Mengejar
Matahari
Aku
hanya memanggilmu Ayah
Di
saat kukehilangan arah
Aku
hanya mengingatmu Ayah
Jika
aku t’lah jauh darimu
Perjalanan
hidupku masih panjang. Tak kan kuikuti jejak hidupmu atau dia. Namun aku masih
menghargai setiap peluh yang bercucuran saat dua pilihan disebut (hidup atau
mati). Walau biarlah aku berjuang sendiri demi masa depanku. Hanya do’amu dan
dia yang hanya dapat mengantarkan aku dalam menghadapi kegelisahan dunia yang
fana ini.
“Biarin Candra dan Nino
sama Ibu! Kalau kamu mau pergi, pergi aja sana! Jangan bawa mereka.” Sentak Nenek.
“Tapi Bu, mereka itu
anak-anakku.
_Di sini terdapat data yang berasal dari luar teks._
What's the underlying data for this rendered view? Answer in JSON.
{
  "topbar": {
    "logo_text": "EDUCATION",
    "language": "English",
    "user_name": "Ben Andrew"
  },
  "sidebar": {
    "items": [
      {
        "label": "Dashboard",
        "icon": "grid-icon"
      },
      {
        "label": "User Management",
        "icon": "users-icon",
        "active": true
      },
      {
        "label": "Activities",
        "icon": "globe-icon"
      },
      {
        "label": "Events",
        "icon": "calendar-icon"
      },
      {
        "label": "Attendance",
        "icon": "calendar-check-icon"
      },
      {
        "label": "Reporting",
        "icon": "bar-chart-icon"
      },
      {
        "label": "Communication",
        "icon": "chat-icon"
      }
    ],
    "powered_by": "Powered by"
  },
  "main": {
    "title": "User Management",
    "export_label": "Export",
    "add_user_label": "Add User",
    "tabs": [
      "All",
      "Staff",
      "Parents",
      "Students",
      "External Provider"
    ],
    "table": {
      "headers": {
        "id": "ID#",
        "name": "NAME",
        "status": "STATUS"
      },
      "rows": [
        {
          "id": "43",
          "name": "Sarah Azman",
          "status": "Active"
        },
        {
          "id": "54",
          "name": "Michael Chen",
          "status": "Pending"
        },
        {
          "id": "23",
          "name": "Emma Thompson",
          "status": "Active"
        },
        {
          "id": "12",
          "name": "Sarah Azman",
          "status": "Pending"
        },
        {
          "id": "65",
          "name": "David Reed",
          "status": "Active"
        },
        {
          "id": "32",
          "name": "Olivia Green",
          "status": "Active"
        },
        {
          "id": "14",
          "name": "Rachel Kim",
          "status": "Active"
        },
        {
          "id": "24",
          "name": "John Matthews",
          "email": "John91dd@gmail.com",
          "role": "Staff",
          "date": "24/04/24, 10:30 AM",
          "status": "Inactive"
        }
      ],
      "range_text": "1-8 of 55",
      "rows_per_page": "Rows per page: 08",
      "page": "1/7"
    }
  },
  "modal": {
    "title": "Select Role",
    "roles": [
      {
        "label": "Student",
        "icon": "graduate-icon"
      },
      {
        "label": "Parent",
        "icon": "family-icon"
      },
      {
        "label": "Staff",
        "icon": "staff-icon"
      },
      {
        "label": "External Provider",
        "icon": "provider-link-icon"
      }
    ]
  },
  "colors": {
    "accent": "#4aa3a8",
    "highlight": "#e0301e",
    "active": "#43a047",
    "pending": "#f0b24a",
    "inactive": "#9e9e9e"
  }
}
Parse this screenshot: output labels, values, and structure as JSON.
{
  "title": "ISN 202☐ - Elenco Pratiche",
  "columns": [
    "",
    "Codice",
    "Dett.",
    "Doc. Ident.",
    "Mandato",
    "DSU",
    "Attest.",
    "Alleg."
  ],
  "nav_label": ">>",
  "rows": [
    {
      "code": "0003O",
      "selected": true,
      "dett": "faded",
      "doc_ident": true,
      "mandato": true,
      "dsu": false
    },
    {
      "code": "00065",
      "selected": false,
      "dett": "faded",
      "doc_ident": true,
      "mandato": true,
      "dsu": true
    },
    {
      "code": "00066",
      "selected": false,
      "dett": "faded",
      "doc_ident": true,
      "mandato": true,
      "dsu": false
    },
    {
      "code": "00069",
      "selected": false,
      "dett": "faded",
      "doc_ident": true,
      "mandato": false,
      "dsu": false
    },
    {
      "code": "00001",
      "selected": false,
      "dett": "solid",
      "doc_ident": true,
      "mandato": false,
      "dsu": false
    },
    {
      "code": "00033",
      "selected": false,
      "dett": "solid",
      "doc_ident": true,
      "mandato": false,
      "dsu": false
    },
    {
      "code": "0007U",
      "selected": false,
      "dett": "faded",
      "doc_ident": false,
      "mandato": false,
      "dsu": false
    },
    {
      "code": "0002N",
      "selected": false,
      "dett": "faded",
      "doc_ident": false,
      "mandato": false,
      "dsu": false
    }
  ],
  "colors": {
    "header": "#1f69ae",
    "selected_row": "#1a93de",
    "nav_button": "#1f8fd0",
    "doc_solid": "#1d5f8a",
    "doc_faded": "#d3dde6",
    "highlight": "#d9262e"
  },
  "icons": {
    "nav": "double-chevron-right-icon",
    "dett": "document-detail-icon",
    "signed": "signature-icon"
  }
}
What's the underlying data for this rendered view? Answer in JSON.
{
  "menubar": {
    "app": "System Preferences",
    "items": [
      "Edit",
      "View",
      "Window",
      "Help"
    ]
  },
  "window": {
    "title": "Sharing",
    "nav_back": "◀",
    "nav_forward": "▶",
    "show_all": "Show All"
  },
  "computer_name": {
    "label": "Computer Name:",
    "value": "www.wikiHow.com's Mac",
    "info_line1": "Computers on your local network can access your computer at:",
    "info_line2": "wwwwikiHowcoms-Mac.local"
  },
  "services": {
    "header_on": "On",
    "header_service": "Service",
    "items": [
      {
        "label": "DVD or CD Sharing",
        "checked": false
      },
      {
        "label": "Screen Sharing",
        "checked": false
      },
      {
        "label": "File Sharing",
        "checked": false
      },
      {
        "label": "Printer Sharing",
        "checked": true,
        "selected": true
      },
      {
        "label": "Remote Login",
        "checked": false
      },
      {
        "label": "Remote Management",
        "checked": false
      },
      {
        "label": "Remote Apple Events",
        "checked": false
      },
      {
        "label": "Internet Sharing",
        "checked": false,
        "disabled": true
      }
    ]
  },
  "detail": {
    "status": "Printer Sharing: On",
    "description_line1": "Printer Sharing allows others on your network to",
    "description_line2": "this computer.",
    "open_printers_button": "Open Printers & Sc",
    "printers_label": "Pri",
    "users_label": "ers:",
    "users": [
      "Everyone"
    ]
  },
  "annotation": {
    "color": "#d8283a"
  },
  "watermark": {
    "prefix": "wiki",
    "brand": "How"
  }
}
Jadi aku yang berhak untuk merawat mereka.” Pinta Ibu.
“Halah… mau dikasih
makan apa Candra sama Nino kalau kamu yang urus? Mau tinggal dimana? Tempat
klabing? Hah!” bentak Nenek.
Pertengkaran yang
sangat menegangkan itu, sudah harus kudengar sejak aku berumur empat tahun dan
Nino masih berumur dua tahun. Aku hanya tersudut di balik meja bundar bekas
peninggalan kakek semasa hidupnya.
Ibu dan Ayah, mereka
berpisah. Entah apa yang terjadi saat itu, aku masih tak mengerti. Namun
sepertinya, Nenek sangat benci Ibu. Mereka merebutkan aku dan Nino, adikku.
Sungguh, sebenarnya bayang-bayang kejadian yang sangat menakutkan itu masih
terbayang jelas di pancaran terdalam bola mataku.
Ayah, yang seharusnya
hadir di tengah kejadian tempo lalu, namun entah kemana dia menghilang. Aku dan
Nino tinggal di rumah Nenek dan Ibu tak pernah mengunjungi kami berdua.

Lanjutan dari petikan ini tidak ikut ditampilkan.